Craig Mackinlay MP: ‘Apologies to my constituents that the Westminster bubble is putting the country through this’

Craig Mackinlay

I always try to read a good cross-section of the Sunday papers on the day much to the irritation of my wife who often has other plans for me. If I don’t get to finish them I usually try to take in the balance on a Monday morning. As I write this on an unnaturally early train from Kent to Westminster there is little point finishing off the Sunday catch-up; political events have proven themselves so fast moving.

Whatever is written one hour is out of date the next. With Boris Johnson withdrawing from the race this takes another turn. Can it seriously be just four days ago that Liz Truss gave her resignation as the shortest ever serving Prime Minister? And so it is that whatever I write in my regular update will bound to be out of date and be mere history later in the week and most probably within the day.

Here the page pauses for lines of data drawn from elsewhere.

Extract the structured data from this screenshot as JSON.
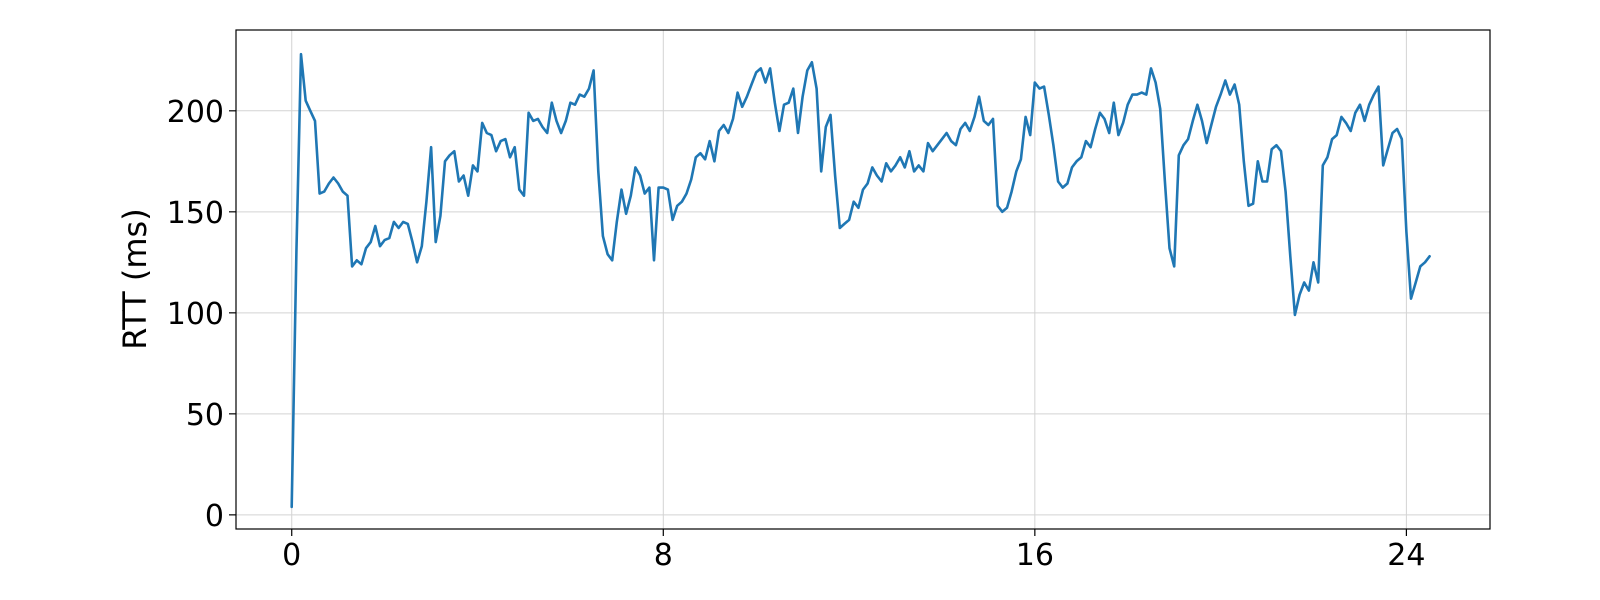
{
  "chart_data": {
    "type": "line",
    "title": "",
    "xlabel": "",
    "ylabel": "RTT (ms)",
    "xlim": [
      -1.2,
      25.8
    ],
    "ylim": [
      -7,
      240
    ],
    "xticks": [
      0,
      8,
      16,
      24
    ],
    "yticks": [
      0,
      50,
      100,
      150,
      200
    ],
    "grid": true,
    "legend": "none",
    "series": [
      {
        "color": "#1f77b4",
        "x": [
          0,
          0.1,
          0.2,
          0.3,
          0.4,
          0.5,
          0.6,
          0.7,
          0.8,
          0.9,
          1.0,
          1.1,
          1.2,
          1.3,
          1.4,
          1.5,
          1.6,
          1.7,
          1.8,
          1.9,
          2.0,
          2.1,
          2.2,
          2.3,
          2.4,
          2.5,
          2.6,
          2.7,
          2.8,
          2.9,
          3.0,
          3.1,
          3.2,
          3.3,
          3.4,
          3.5,
          3.6,
          3.7,
          3.8,
          3.9,
          4.0,
          4.1,
          4.2,
          4.3,
          4.4,
          4.5,
          4.6,
          4.7,
          4.8,
          4.9,
          5.0,
          5.1,
          5.2,
          5.3,
          5.4,
          5.5,
          5.6,
          5.7,
          5.8,
          5.9,
          6.0,
          6.1,
          6.2,
          6.3,
          6.4,
          6.5,
          6.6,
          6.7,
          6.8,
          6.9,
          7.0,
          7.1,
          7.2,
          7.3,
          7.4,
          7.5,
          7.6,
          7.7,
          7.8,
          7.9,
          8.0,
          8.1,
          8.2,
          8.3,
          8.4,
          8.5,
          8.6,
          8.7,
          8.8,
          8.9,
          9.0,
          9.1,
          9.2,
          9.3,
          9.4,
          9.5,
          9.6,
          9.7,
          9.8,
          9.9,
          10.0,
          10.1,
          10.2,
          10.3,
          10.4,
          10.5,
          10.6,
          10.7,
          10.8,
          10.9,
          11.0,
          11.1,
          11.2,
          11.3,
          11.4,
          11.5,
          11.6,
          11.7,
          11.8,
          11.9,
          12.0,
          12.1,
          12.2,
          12.3,
          12.4,
          12.5,
          12.6,
          12.7,
          12.8,
          12.9,
          13.0,
          13.1,
          13.2,
          13.3,
          13.4,
          13.5,
          13.6,
          13.7,
          13.8,
          13.9,
          14.0,
          14.1,
          14.2,
          14.3,
          14.4,
          14.5,
          14.6,
          14.7,
          14.8,
          14.9,
          15.0,
          15.1,
          15.2,
          15.3,
          15.4,
          15.5,
          15.6,
          15.7,
          15.8,
          15.9,
          16.0,
          16.1,
          16.2,
          16.3,
          16.4,
          16.5,
          16.6,
          16.7,
          16.8,
          16.9,
          17.0,
          17.1,
          17.2,
          17.3,
          17.4,
          17.5,
          17.6,
          17.7,
          17.8,
          17.9,
          18.0,
          18.1,
          18.2,
          18.3,
          18.4,
          18.5,
          18.6,
          18.7,
          18.8,
          18.9,
          19.0,
          19.1,
          19.2,
          19.3,
          19.4,
          19.5,
          19.6,
          19.7,
          19.8,
          19.9,
          20.0,
          20.1,
          20.2,
          20.3,
          20.4,
          20.5,
          20.6,
          20.7,
          20.8,
          20.9,
          21.0,
          21.1,
          21.2,
          21.3,
          21.4,
          21.5,
          21.6,
          21.7,
          21.8,
          21.9,
          22.0,
          22.1,
          22.2,
          22.3,
          22.4,
          22.5,
          22.6,
          22.7,
          22.8,
          22.9,
          23.0,
          23.1,
          23.2,
          23.3,
          23.4,
          23.5,
          23.6,
          23.7,
          23.8,
          23.9,
          24.0,
          24.1,
          24.2,
          24.3,
          24.4,
          24.5
        ],
        "y": [
          4,
          130,
          228,
          205,
          200,
          195,
          159,
          160,
          164,
          167,
          164,
          160,
          158,
          123,
          126,
          124,
          132,
          135,
          143,
          133,
          136,
          137,
          145,
          142,
          145,
          144,
          135,
          125,
          133,
          155,
          182,
          135,
          148,
          175,
          178,
          180,
          165,
          168,
          158,
          173,
          170,
          194,
          189,
          188,
          180,
          185,
          186,
          177,
          182,
          161,
          158,
          199,
          195,
          196,
          192,
          189,
          204,
          195,
          189,
          195,
          204,
          203,
          208,
          207,
          211,
          220,
          170,
          138,
          129,
          126,
          145,
          161,
          149,
          158,
          172,
          168,
          159,
          162,
          126,
          162,
          162,
          161,
          146,
          153,
          155,
          159,
          166,
          177,
          179,
          176,
          185,
          175,
          190,
          193,
          189,
          196,
          209,
          202,
          207,
          213,
          219,
          221,
          214,
          221,
          204,
          190,
          203,
          204,
          211,
          189,
          207,
          220,
          224,
          211,
          170,
          192,
          198,
          168,
          142,
          144,
          146,
          155,
          152,
          161,
          164,
          172,
          168,
          165,
          174,
          170,
          173,
          177,
          172,
          180,
          170,
          173,
          170,
          184,
          180,
          183,
          186,
          189,
          185,
          183,
          191,
          194,
          190,
          197,
          207,
          195,
          193,
          196,
          153,
          150,
          152,
          160,
          170,
          176,
          197,
          188,
          214,
          211,
          212,
          198,
          183,
          165,
          162,
          164,
          172,
          175,
          177,
          185,
          182,
          191,
          199,
          196,
          189,
          204,
          188,
          194,
          203,
          208,
          208,
          209,
          208,
          221,
          214,
          201,
          165,
          132,
          123,
          178,
          183,
          186,
          195,
          203,
          195,
          184,
          193,
          202,
          208,
          215,
          208,
          213,
          203,
          175,
          153,
          154,
          175,
          165,
          165,
          181,
          183,
          180,
          160,
          128,
          99,
          109,
          115,
          111,
          125,
          115,
          173,
          177,
          186,
          188,
          197,
          194,
          190,
          199,
          203,
          195,
          203,
          208,
          212,
          173,
          181,
          189,
          191,
          186,
          140,
          107,
          115,
          123,
          125,
          128
        ]
      }
    ]
  }
}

The reason I’m on the move so early is that I have the opportunity to meet, with a very small caucus, the remaining candidates, Rishi Sunak and Penny Mordaunt, one of whom will be the PM by either the end of the week, and in the case of Rishi, the former Chancellor, possibly by the end of the day. There could be a third option – that a last minute candidate emerges. Unlikely, but anything is possible in this yet to be written drama.

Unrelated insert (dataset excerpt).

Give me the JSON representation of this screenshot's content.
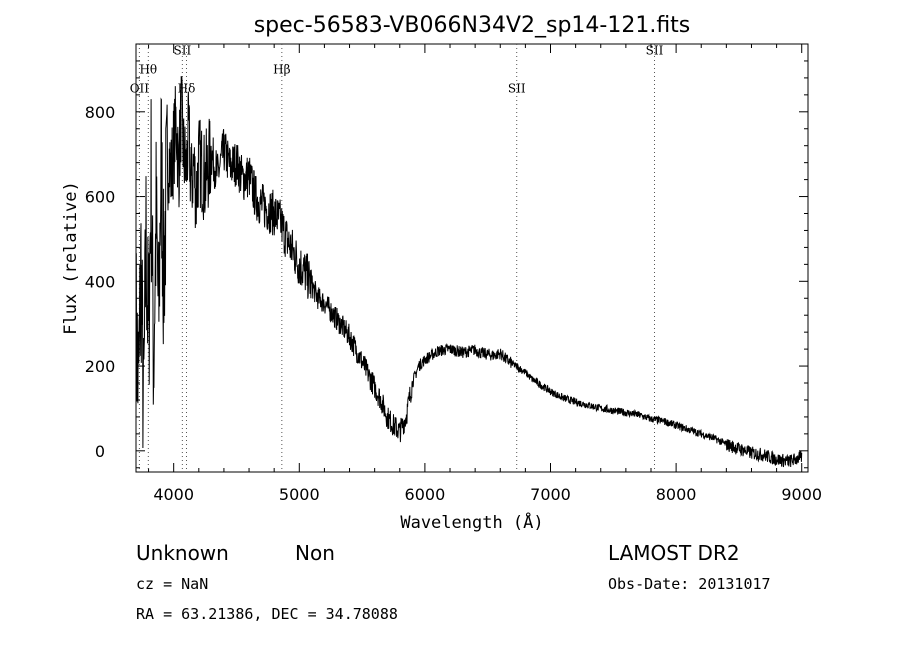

Although outside of my direct control, I can only offer my apologies to my Constituents that the Westminster bubble is putting the country through this. Perhaps something sensible can emerge  – that the role of PM should never again be the quasi-Presidential one that it has become over recent decades mainly due to powerful and dominant figures such as Margaret Thatcher, Tony Blair and Boris Johnson holding the post but also because of 24/7 media who quite naturally turn to the figurehead as their primary focus; it makes great theatre. This is actually quite unnatural, there is no constitutional position of PM.

It is a fairly recent addition to the history of our nation with Robert Walpole recognised as the first in 1721. Our system elects Members of Parliament as the primary building blocks of Westminster democracy. Any Party with enough of those blocks are in a position to select a leader who will request of the Monarch to form a government. The British constitution is really that simple.

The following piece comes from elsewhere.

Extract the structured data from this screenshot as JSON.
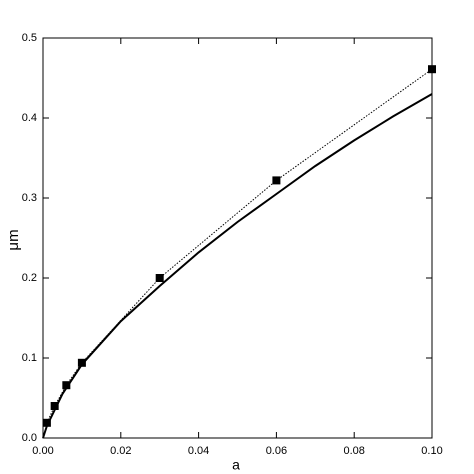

If my Party has any chance of winning the next general election we need to show the public that we can navigate effectively through the cost of living crisis and higher interest rates which are not uniquely British phenomenons but are being similarly seen internationally. We need to liberate our economy through what are known abstractly as ‘supply-side reforms’ which really means shaking up the layers of bureaucratic sloth which hold our lives, businesses and opportunities back just a surely as excessive tax rates. We need to present sensible policies that appeal to the majority. Saving taxpayers money which harms nobody by simply encouraging people back into work and off of benefits would seem to me an easy, reasonable and good place to start saving £billions.

We need to deliver real Brexit dividends, deliver a sensible long-term energy policy and show up Labour’s plans, whenever they emerge, as ruinous, wasteful and ridiculous. More than anything else I’d like to take the full-on 24/7 politics out of your lives and return to a period of calm where you get on with work, aspirations and normal things. Politicians can then lay the framework of the country’s success calmly and professionally.

In South Thanet I want to see the secured Levelling Up Fund money bringing new projects out of the ground in the soonest possible time. I want Manston to be given the opportunity as a kickstarter for local growth. I want excellent infrastructure, good local governance and a growing economy. It’s what I have dedicated myself to these past 7 years.